In this series I’m expressing the larger issue of how we treat our natural environment – how we treat the spaces around us,” says Dan VanLandingham. “I want the concept to get as much consideration as the painting and design.
“It’s not just telling my story. I want to create more of a dialogue through my work. I want the viewer to write the narrative.”
But VanLandingham provides the elements of consideration. In King of the Forest, there are subliminal visual references to impermanence and deforestation.
“Both the trees and the deer own their spaces,” the artist says, “but both are there as temporary parts of the landscape. And the red X on the tree refers to many things, including the marking of trees for cutting.”
His inspiration is not confined to Island sites and locations. “My landscapes and street scenes are invented spaces, nonspecific, a general composite of what we have in this country presented in a familiar enough way to make the viewer feel connected.”

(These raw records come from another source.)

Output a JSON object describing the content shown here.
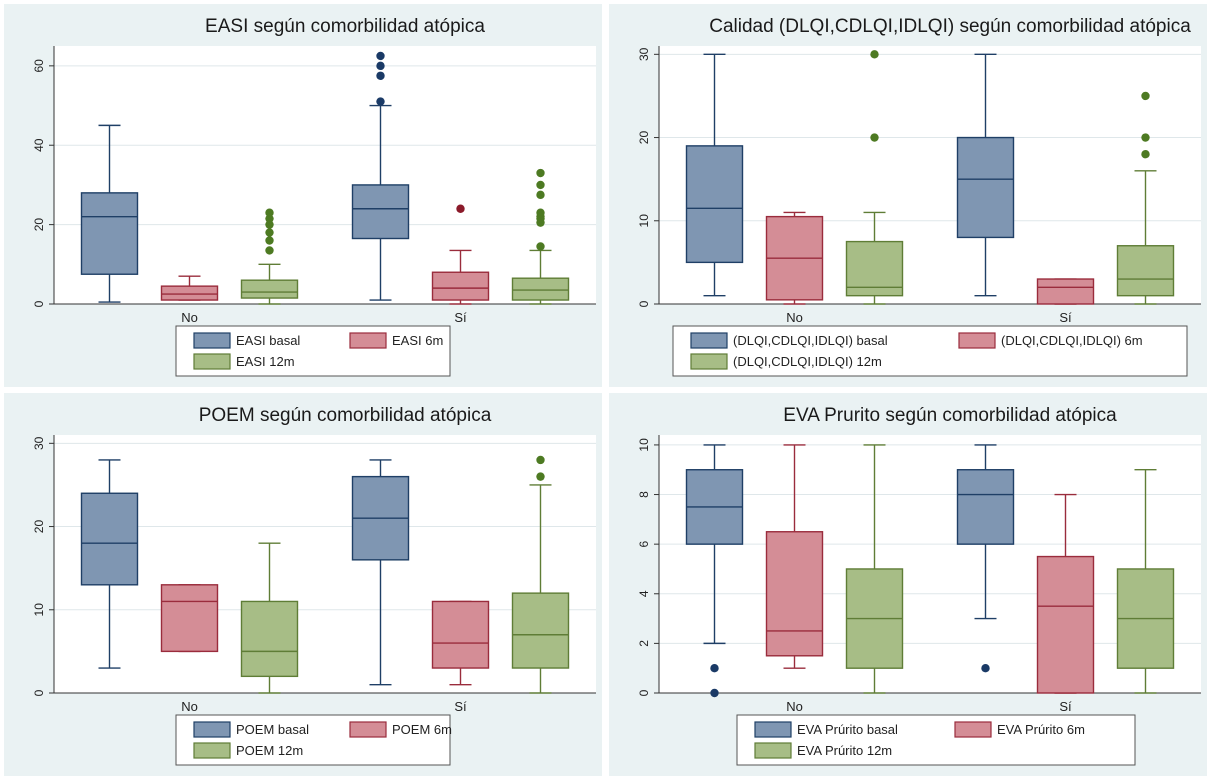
{
  "colors": {
    "panel_bg": "#eaf2f3",
    "plot_bg": "#ffffff",
    "grid": "#dfe7ea",
    "s0_fill": "#7f96b2",
    "s0_stroke": "#1f3f66",
    "s0_dot": "#1a3a66",
    "s1_fill": "#d48d96",
    "s1_stroke": "#9a2c3c",
    "s1_dot": "#8b1a2a",
    "s2_fill": "#a7bd86",
    "s2_stroke": "#5f7d36",
    "s2_dot": "#4d7a22"
  },
  "chart_data": [
    {
      "type": "box",
      "title": "EASI según comorbilidad atópica",
      "categories": [
        "No",
        "Sí"
      ],
      "yticks": [
        0,
        20,
        40,
        60
      ],
      "ylim": [
        0,
        65
      ],
      "grid": true,
      "legend_position": "bottom",
      "legend": [
        "EASI basal",
        "EASI 6m",
        "EASI 12m"
      ],
      "series": [
        {
          "name": "EASI basal",
          "boxes": [
            {
              "min": 0.5,
              "q1": 7.5,
              "median": 22,
              "q3": 28,
              "max": 45,
              "outliers": []
            },
            {
              "min": 1,
              "q1": 16.5,
              "median": 24,
              "q3": 30,
              "max": 50,
              "outliers": [
                51,
                57.5,
                60,
                62.5
              ]
            }
          ]
        },
        {
          "name": "EASI 6m",
          "boxes": [
            {
              "min": 1,
              "q1": 1,
              "median": 2.5,
              "q3": 4.5,
              "max": 7,
              "outliers": []
            },
            {
              "min": 0,
              "q1": 1,
              "median": 4,
              "q3": 8,
              "max": 13.5,
              "outliers": [
                24
              ]
            }
          ]
        },
        {
          "name": "EASI 12m",
          "boxes": [
            {
              "min": 0,
              "q1": 1.5,
              "median": 3,
              "q3": 6,
              "max": 10,
              "outliers": [
                13.5,
                16,
                18,
                20,
                21.5,
                23
              ]
            },
            {
              "min": 0,
              "q1": 1,
              "median": 3.5,
              "q3": 6.5,
              "max": 13.5,
              "outliers": [
                14.5,
                20.5,
                21.5,
                22,
                23,
                27.5,
                30,
                33
              ]
            }
          ]
        }
      ]
    },
    {
      "type": "box",
      "title": "Calidad (DLQI,CDLQI,IDLQI) según comorbilidad atópica",
      "categories": [
        "No",
        "Sí"
      ],
      "yticks": [
        0,
        10,
        20,
        30
      ],
      "ylim": [
        0,
        31
      ],
      "grid": true,
      "legend_position": "bottom",
      "legend": [
        "(DLQI,CDLQI,IDLQI) basal",
        "(DLQI,CDLQI,IDLQI) 6m",
        "(DLQI,CDLQI,IDLQI) 12m"
      ],
      "series": [
        {
          "name": "(DLQI,CDLQI,IDLQI) basal",
          "boxes": [
            {
              "min": 1,
              "q1": 5,
              "median": 11.5,
              "q3": 19,
              "max": 30,
              "outliers": []
            },
            {
              "min": 1,
              "q1": 8,
              "median": 15,
              "q3": 20,
              "max": 30,
              "outliers": []
            }
          ]
        },
        {
          "name": "(DLQI,CDLQI,IDLQI) 6m",
          "boxes": [
            {
              "min": 0,
              "q1": 0.5,
              "median": 5.5,
              "q3": 10.5,
              "max": 11,
              "outliers": []
            },
            {
              "min": 0,
              "q1": 0,
              "median": 2,
              "q3": 3,
              "max": 3,
              "outliers": []
            }
          ]
        },
        {
          "name": "(DLQI,CDLQI,IDLQI) 12m",
          "boxes": [
            {
              "min": 0,
              "q1": 1,
              "median": 2,
              "q3": 7.5,
              "max": 11,
              "outliers": [
                20,
                30
              ]
            },
            {
              "min": 0,
              "q1": 1,
              "median": 3,
              "q3": 7,
              "max": 16,
              "outliers": [
                18,
                20,
                25
              ]
            }
          ]
        }
      ]
    },
    {
      "type": "box",
      "title": "POEM según comorbilidad atópica",
      "categories": [
        "No",
        "Sí"
      ],
      "yticks": [
        0,
        10,
        20,
        30
      ],
      "ylim": [
        0,
        31
      ],
      "grid": true,
      "legend_position": "bottom",
      "legend": [
        "POEM basal",
        "POEM 6m",
        "POEM 12m"
      ],
      "series": [
        {
          "name": "POEM basal",
          "boxes": [
            {
              "min": 3,
              "q1": 13,
              "median": 18,
              "q3": 24,
              "max": 28,
              "outliers": []
            },
            {
              "min": 1,
              "q1": 16,
              "median": 21,
              "q3": 26,
              "max": 28,
              "outliers": []
            }
          ]
        },
        {
          "name": "POEM 6m",
          "boxes": [
            {
              "min": 5,
              "q1": 5,
              "median": 11,
              "q3": 13,
              "max": 13,
              "outliers": []
            },
            {
              "min": 1,
              "q1": 3,
              "median": 6,
              "q3": 11,
              "max": 11,
              "outliers": []
            }
          ]
        },
        {
          "name": "POEM 12m",
          "boxes": [
            {
              "min": 0,
              "q1": 2,
              "median": 5,
              "q3": 11,
              "max": 18,
              "outliers": []
            },
            {
              "min": 0,
              "q1": 3,
              "median": 7,
              "q3": 12,
              "max": 25,
              "outliers": [
                26,
                28
              ]
            }
          ]
        }
      ]
    },
    {
      "type": "box",
      "title": "EVA Prurito según comorbilidad atópica",
      "categories": [
        "No",
        "Sí"
      ],
      "yticks": [
        0,
        2,
        4,
        6,
        8,
        10
      ],
      "ylim": [
        0,
        10.4
      ],
      "grid": true,
      "legend_position": "bottom",
      "legend": [
        "EVA Prúrito basal",
        "EVA Prúrito 6m",
        "EVA Prúrito 12m"
      ],
      "series": [
        {
          "name": "EVA Prúrito basal",
          "boxes": [
            {
              "min": 2,
              "q1": 6,
              "median": 7.5,
              "q3": 9,
              "max": 10,
              "outliers": [
                0,
                1
              ]
            },
            {
              "min": 3,
              "q1": 6,
              "median": 8,
              "q3": 9,
              "max": 10,
              "outliers": [
                1
              ]
            }
          ]
        },
        {
          "name": "EVA Prúrito 6m",
          "boxes": [
            {
              "min": 1,
              "q1": 1.5,
              "median": 2.5,
              "q3": 6.5,
              "max": 10,
              "outliers": []
            },
            {
              "min": 0,
              "q1": 0,
              "median": 3.5,
              "q3": 5.5,
              "max": 8,
              "outliers": []
            }
          ]
        },
        {
          "name": "EVA Prúrito 12m",
          "boxes": [
            {
              "min": 0,
              "q1": 1,
              "median": 3,
              "q3": 5,
              "max": 10,
              "outliers": []
            },
            {
              "min": 0,
              "q1": 1,
              "median": 3,
              "q3": 5,
              "max": 9,
              "outliers": []
            }
          ]
        }
      ]
    }
  ]
}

His painting technique contributes to making his work unusual. Pieces of acrylic colors that have been poured on a glass palette to dry are scraped off, shaped, and added to select objects on his canvas to create
a dimensional effect.
“I become the architect of the landscape, using the addition and subtraction of paint to transform the space. I physically built the trees with pieces of paint. The process pushes the deer up off the background, and shadowsare created that add volume to the objects.
“It’s meticulous,” he admits, “and takes months to get the end result.”
The end result is not foreordained, however. Depending on his reaction to the composition and colors as they are developed, the image is changed and altered. “I like the idea of chance and randomness. It ties into the randomness and unpredictability in nature.”